The network must optimize for good performance for all participants and longevity of the network, not just for performance of a single download.

As such:

It is not when you’re downloading many segments concurrently. My home router gives up with few thousands concurrent connections. We’ve seen threads here showing clients failing with too many concurrent connections, e.g. Uplink: failed to upload enough pieces (needed at least 80 but got 78)

Thankfully, in this case you’re still working with hundreds of connections, so concurrency works; just not at a scale of a single segment.

Another factor is that each connection is also I/O and bandwidth on the node side—even if node fails the race. If you double the number of connections, this means an average node will have double the I/O and double the bandwidth. I/O historically has been already a problem, and I bet you’ll get node operators annoyed if their bandwidth will increase twice without rewards for many more races lost.

Yet another factor is bandwidth. Worst case when nodes have exactly the same speed, you’re effectively doubling the amount of bandwidth consumed to download a segment, because even if you discard data from half of the nodes, before you drop connection you have already received that data. This might lead to slower nodes dropping out of the network altogether.

And, with the current scheme, beyond some number I suspect there are diminishing results in terms of single segment download speed.

Tough luck :person_shrugging: The 6 additional nodes should be covering this case well enough. If not, yes, you just download it again from the satellite. BTW, even AWS S3 requires clients to be prepared to resend the request, because it does happen they’ll just throw a 50x randomly. So you can consider this part of the S3 protocol.

Rare enough that it’s not a problem. The 6 additional entries cover this well enough. At some point it’s just a balance of probability…

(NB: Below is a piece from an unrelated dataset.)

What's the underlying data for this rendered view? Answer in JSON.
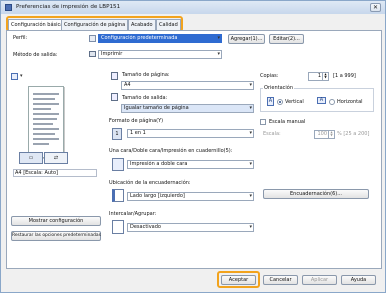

Just trade-offs. And it’s not like other providers don’t do them. Storj does have more flexibility in tuning them though, so by being able to do this tuning better they win on performance.

BTW, what Storj could implement is doing some sort of connection selection client-side. So, for example, let’s send the full list of nodes to uplink, and the uplink uses some sort of a local database to track relative performance of nodes to choose the nodes that are most likely to deliver pieces quickly. With the current scale this database wouldn’t be that big. If the scale would grow, you can still do some sort of averaged out statistics e.g. per /24 bucket.